Though Google is only using the branding “Labs” internally to have something to call its new group, the name it selected has a rich history at the company. Hardly a boring choice, the “Google Labs” brand was associated in the past with Google’s public-facing experiments that often moved from beta into general availability.
During its run from 2002-2011, Google Labs produced products like Personalized Web Search, Google Web Alerts, Google Docs and Spreadsheets, Google Reader, Google Shopper (now Google Shopping), Aardvark (a Quora-like Q&A site), a Lens precursor called Google Goggles, Gesture Search for Android, iGoogle, Google Maps, Google Transit, Google Video, Google Talk, Google Trends, Google Scholar, Google Code Search, Google Suggest, Google Groups, and others that become core Google products and services.
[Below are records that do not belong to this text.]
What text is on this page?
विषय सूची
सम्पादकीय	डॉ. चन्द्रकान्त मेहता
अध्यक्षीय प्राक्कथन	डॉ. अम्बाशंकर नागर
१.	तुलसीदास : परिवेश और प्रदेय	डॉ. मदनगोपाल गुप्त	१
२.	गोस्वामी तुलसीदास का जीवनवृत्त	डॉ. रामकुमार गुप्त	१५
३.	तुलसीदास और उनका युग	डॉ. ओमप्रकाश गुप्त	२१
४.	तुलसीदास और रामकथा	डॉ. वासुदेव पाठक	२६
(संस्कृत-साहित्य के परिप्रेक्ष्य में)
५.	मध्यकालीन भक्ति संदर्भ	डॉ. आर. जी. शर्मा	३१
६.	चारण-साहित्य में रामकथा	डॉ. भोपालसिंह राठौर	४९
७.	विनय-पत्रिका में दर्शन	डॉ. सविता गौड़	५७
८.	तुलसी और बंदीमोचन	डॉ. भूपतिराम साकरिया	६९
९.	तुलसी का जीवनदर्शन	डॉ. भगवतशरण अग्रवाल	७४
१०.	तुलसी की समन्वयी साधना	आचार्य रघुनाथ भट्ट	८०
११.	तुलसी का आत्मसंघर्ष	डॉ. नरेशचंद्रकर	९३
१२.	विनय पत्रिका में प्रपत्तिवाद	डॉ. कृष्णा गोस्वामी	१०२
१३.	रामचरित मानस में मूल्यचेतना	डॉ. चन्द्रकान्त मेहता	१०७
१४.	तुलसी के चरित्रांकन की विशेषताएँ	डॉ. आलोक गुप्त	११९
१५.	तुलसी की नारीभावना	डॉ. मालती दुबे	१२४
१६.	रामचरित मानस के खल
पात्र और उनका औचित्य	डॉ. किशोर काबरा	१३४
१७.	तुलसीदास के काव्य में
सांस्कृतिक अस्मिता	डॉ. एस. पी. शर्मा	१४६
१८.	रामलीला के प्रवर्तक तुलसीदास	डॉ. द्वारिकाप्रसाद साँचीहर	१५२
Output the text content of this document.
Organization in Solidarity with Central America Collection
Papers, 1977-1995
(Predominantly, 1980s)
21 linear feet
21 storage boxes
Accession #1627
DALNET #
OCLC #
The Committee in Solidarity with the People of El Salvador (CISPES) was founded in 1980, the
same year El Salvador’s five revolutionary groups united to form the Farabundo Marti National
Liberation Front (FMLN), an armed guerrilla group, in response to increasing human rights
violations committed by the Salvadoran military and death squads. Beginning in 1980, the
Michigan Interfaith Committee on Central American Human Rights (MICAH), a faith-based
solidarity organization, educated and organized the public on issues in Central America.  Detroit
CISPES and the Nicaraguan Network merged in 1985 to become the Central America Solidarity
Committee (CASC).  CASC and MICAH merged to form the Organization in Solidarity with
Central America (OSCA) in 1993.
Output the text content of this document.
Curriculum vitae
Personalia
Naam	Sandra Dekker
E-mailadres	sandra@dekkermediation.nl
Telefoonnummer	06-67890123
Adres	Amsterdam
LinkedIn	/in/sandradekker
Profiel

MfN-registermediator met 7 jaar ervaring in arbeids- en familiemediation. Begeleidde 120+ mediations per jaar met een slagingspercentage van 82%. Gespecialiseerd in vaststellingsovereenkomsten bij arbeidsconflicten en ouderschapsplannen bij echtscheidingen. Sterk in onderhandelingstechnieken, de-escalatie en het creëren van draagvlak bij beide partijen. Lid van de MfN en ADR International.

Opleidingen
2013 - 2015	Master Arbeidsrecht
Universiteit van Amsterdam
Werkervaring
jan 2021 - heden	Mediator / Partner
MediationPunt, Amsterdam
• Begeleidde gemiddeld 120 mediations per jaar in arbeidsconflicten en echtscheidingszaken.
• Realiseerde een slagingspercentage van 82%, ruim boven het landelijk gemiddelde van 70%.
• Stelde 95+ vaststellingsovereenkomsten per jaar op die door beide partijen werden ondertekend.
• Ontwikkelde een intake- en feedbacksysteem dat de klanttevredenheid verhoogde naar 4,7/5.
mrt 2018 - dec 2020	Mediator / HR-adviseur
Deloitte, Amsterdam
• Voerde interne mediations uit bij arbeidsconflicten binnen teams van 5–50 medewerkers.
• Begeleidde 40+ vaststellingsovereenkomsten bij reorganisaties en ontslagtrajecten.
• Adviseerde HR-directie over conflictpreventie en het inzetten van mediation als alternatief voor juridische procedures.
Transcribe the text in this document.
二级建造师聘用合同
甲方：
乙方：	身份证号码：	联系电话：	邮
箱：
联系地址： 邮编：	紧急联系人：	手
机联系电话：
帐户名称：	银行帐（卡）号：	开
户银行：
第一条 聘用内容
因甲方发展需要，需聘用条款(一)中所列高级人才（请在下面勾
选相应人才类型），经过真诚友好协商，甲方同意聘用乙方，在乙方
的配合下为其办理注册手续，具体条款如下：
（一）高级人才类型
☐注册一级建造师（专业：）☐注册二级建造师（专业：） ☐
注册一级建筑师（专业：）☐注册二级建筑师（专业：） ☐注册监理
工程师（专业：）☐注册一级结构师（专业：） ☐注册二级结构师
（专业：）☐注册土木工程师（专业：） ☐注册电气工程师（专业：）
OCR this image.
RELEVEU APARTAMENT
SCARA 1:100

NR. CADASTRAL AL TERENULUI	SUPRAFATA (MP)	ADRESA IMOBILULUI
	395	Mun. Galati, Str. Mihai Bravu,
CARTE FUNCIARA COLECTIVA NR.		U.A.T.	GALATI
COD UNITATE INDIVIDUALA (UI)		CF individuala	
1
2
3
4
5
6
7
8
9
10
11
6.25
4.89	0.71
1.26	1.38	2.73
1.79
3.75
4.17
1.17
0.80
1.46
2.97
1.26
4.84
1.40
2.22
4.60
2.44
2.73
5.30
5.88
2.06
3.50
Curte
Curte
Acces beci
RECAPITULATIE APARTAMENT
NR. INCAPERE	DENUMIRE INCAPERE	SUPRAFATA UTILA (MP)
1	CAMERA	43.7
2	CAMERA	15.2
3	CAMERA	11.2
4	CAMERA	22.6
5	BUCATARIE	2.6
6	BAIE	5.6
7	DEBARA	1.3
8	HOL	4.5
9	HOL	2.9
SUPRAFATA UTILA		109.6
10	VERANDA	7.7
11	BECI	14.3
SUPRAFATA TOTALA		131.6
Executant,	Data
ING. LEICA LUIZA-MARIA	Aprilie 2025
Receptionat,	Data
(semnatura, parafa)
While Google’s new plan is not about making Labs a public brand — individuals will be hired into the project teams themselves (like Starline, e.g.) — the reorg itself could elevate the focus on some of Google’s bigger bets. And by bringing Labs under Bavor’s leadership — a veteran Googler who led product management for many high-profile Google projects over the years, including Gmail, Google Drive, Google Docs, and Google Apps for Work (now Google Workspace) — Google is putting into place a leader with experience turning innovative ideas into core products.
In an announcement to staff, the company described the reorganization as one that’s “focused on starting and growing new, forward-looking investment areas across the company.”
“Central to this org is a new team called Labs, focused on extrapolating technology trends and incubating a set of high-potential, long-term projects,” it said.
Google has not publicly announced its reorganizational efforts. But after hearing about the moves from internal sources, Google confirmed to TechCrunch the changes are as we’ve described, including Bavor’s new position.
“Clay has taken on an expanded role. His work will focus on long-term technology projects that are in direct support of our core products and businesses,” a Google spokesperson said.